Pastors are symbols of their congregations. The person who occupies the office of pastor must, on some level, embody the culture and mission of the congregation. This phenomenon becomes more pronounced the larger a congregation becomes. In the very large church people who listen to the pastor teach on Sunday morning rarely encounter the pastor as person at any other time; they only experience a pulpit persona.  Effective large church pastors know how to craft and project themselves as effective symbols of their congregation.

Recently, Doug Riddle at the Center for Creative Leadership posted a blog entry about the Leader as Symbol. Here’s what he said:

“Among leaders I’ve coached, one of the most difficult transitions is the one from person to symbol. It’s not that one stops being a person. Rather, the body politic needs symbols that can provide a rallying point. People may not read the Constitution of the United States, but they need it to be there. Flags are more obvious symbols of our collective identity, but people are, too. This explains the demand to see our leaders. Consultants advise presidents and CEOs to “make themselves more visible.” Visibility in leaders is important because they play a magical or symbolic role.

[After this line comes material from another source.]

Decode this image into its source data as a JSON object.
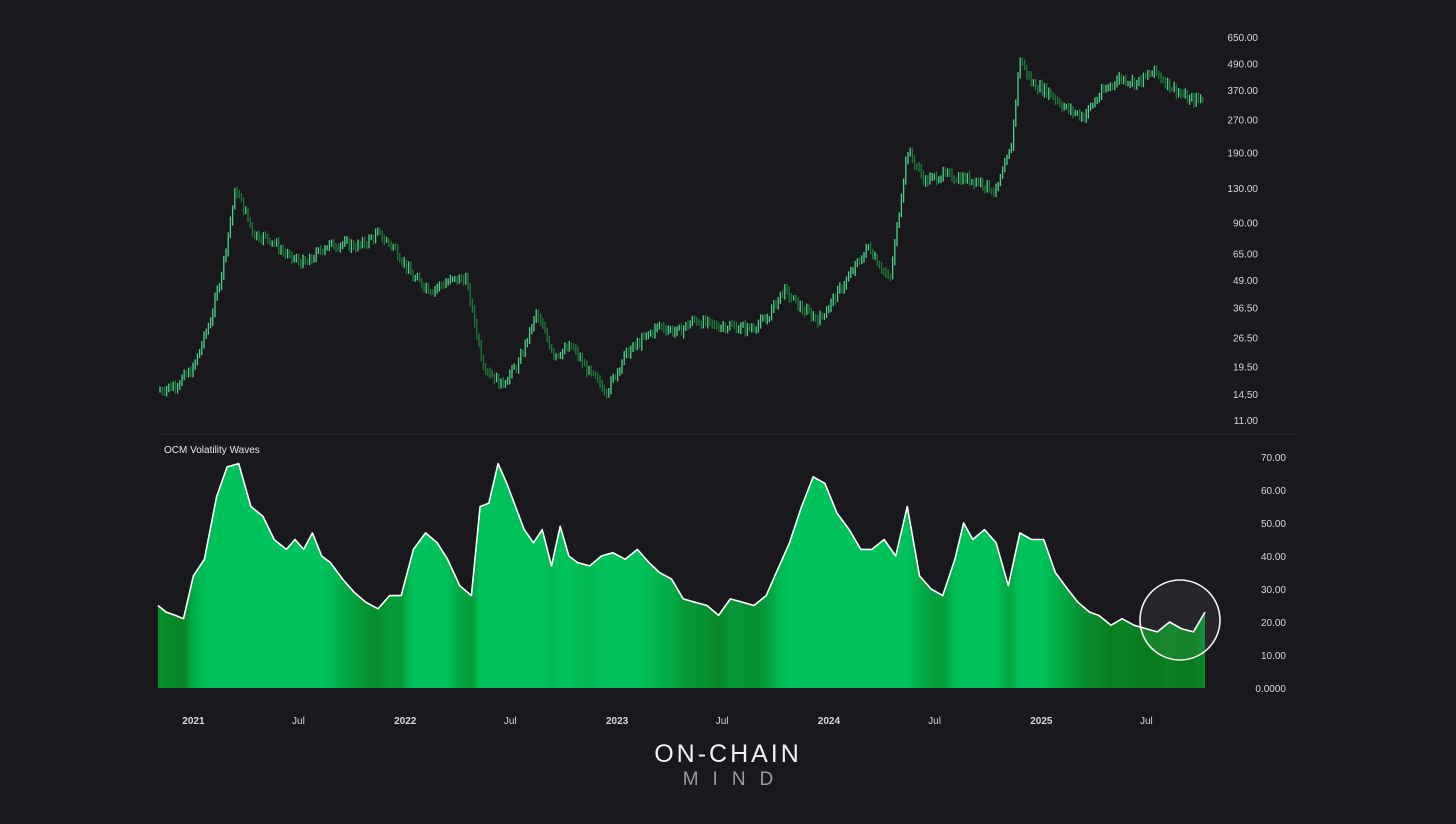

Oddly, this is one of the constraints upon senior leadership because this role has little obvious content. It is nearly all emotional force and it is strangely important for the shaping of organizational culture. The personality expressed on the stage stands for the culture of the organization and we see it most clearly in those who have shaped their companies through their personalities. Steve Jobs is Apple and Apple is Steve Jobs. This is not true only for the employees, but the stockholders whose hopefulness rises and falls on rumors of his health.

 Leaders are real people, certainly, but part of their duty to the organization is fulfilled in their flag value. Unless you created the organization and still head it, you will need to decide what elements of the existing culture you will work to change and what you will inhabit. Either way, the higher you rise in your organization the more seriously you need to take your signal value. For a few close friends you may still be Dorothy or Ahmed or Seymour, but for many more you are the company.”

  So, have you stopped to think recently about what kind of signal value you project in your congregation? What symbol are you communicating by your presence? How is that symbol creating or reinforcing congregational culture?

And perhaps more importantly, how are you tending the well-being of the person behind the symbol, so that you don’t lose yourself along the way?